Our background gives us perspective: generic suppliers treat this as just another intermediate, but our full-scale production teaches us the authentic difference—every improvement reaches the end user, cuts waste, and adds tangible value. The route may never look glamorous on a flowchart, but our bench-top trials, pilot campaigns, and scaled manufacturing cycles all funnel into a robust, widely trusted product. Each customer challenge reframes what the molecule can offer, inspiring us to adjust, refine, and build deeper understanding every production season.
We’ve seen the field evolve through shifting global regulations, mounting IP demands, and rapid shifts in what downstream formulators and developers demand from upstream chemical partners. Instead of chasing market trends, we anchor our growth to solved problems. Our ongoing investments in analytical upgrades, eco-optimized waste handling, and team continual education pay back through demonstrably lower customer complaint rates and new collaborations. Our regular benchmarking against alternative building blocks, including watching how closely the 6-chloro or simple 2-aminopyridines perform, keeps us sharply focused on quality that tests out in real-world projects.

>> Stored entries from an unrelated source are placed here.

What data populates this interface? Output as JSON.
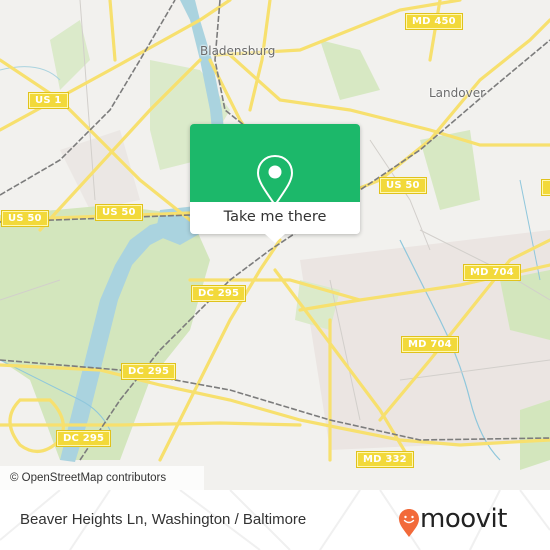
{
  "map": {
    "place_labels": [
      {
        "id": "bladensburg",
        "text": "Bladensburg"
      },
      {
        "id": "landover",
        "text": "Landover"
      }
    ],
    "route_shields": [
      {
        "id": "md450",
        "text": "MD 450"
      },
      {
        "id": "us1",
        "text": "US 1"
      },
      {
        "id": "us50-west",
        "text": "US 50"
      },
      {
        "id": "us50-mid",
        "text": "US 50"
      },
      {
        "id": "us50-east",
        "text": "US 50"
      },
      {
        "id": "dc295-north",
        "text": "DC 295"
      },
      {
        "id": "dc295-mid",
        "text": "DC 295"
      },
      {
        "id": "dc295-south",
        "text": "DC 295"
      },
      {
        "id": "md704-north",
        "text": "MD 704"
      },
      {
        "id": "md704-south",
        "text": "MD 704"
      },
      {
        "id": "md332",
        "text": "MD 332"
      }
    ],
    "attribution": "© OpenStreetMap contributors",
    "colors": {
      "land": "#f2f1ee",
      "park": "#cfe5b4",
      "water": "#aad3df",
      "road_major": "#f7e06e",
      "rail": "#777777"
    }
  },
  "popup": {
    "icon": "map-pin-icon",
    "action_label": "Take me there",
    "accent_color": "#1cb86a"
  },
  "footer": {
    "address": "Beaver Heights Ln, Washington / Baltimore",
    "brand": "moovit",
    "brand_color": "#f26a3a"
  }
}
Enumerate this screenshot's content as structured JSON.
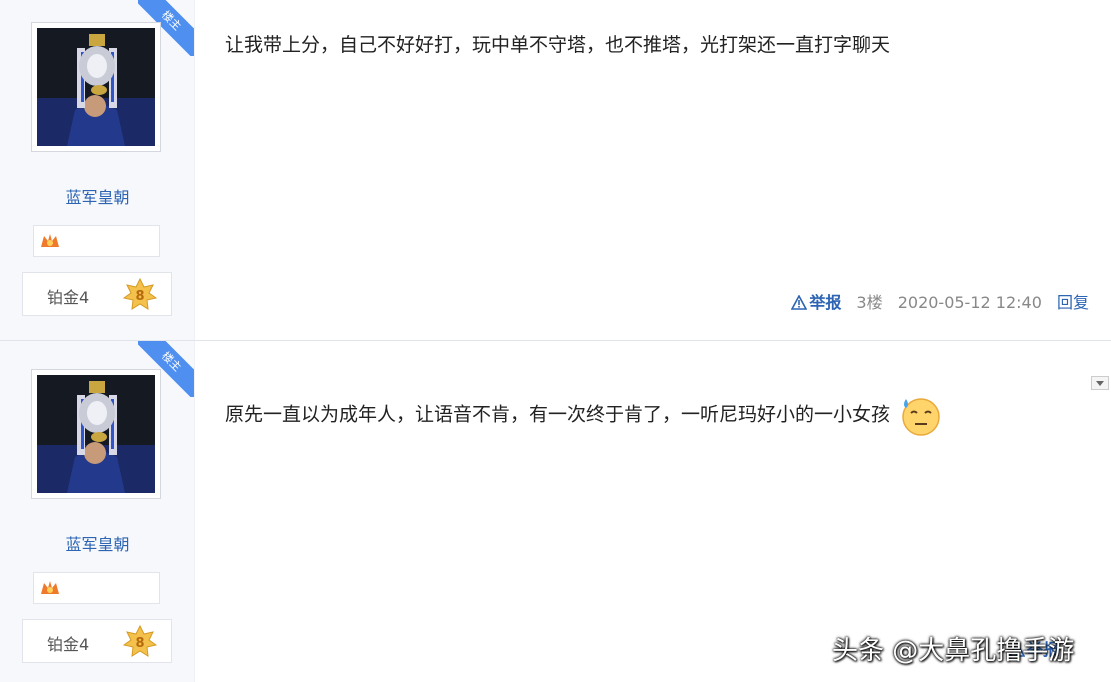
{
  "posts": [
    {
      "badge": "楼主",
      "username": "蓝军皇朝",
      "rank": "铂金4",
      "rank_level": "8",
      "content": "让我带上分，自己不好好打，玩中单不守塔，也不推塔，光打架还一直打字聊天",
      "report_label": "举报",
      "floor": "3楼",
      "timestamp": "2020-05-12 12:40",
      "reply_label": "回复"
    },
    {
      "badge": "楼主",
      "username": "蓝军皇朝",
      "rank": "铂金4",
      "rank_level": "8",
      "content": "原先一直以为成年人，让语音不肯，有一次终于肯了，一听尼玛好小的一小女孩",
      "report_label": "举报",
      "floor": "",
      "timestamp": "",
      "reply_label": ""
    }
  ],
  "watermark": "头条 @大鼻孔撸手游",
  "colors": {
    "accent": "#2d64b3",
    "ribbon": "#4e8ff0",
    "sidebar": "#f7f8fb"
  }
}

From our vantage point, hands-on manufacturing teaches lessons missed in spreadsheet calculations or catalog listings. We live and solve the challenges, hearing direct from the scientists, process engineers, and logistics coordinators who depend on our products’ performance beyond the spec sheet. In an industry saturating with middling offers, our commitment to in-house experience defines what makes 2-Amino-5-fluoro-4-methyl-3-nitropyridine stand out—not in abstract differentiators, but in everyday reliability and earned trust.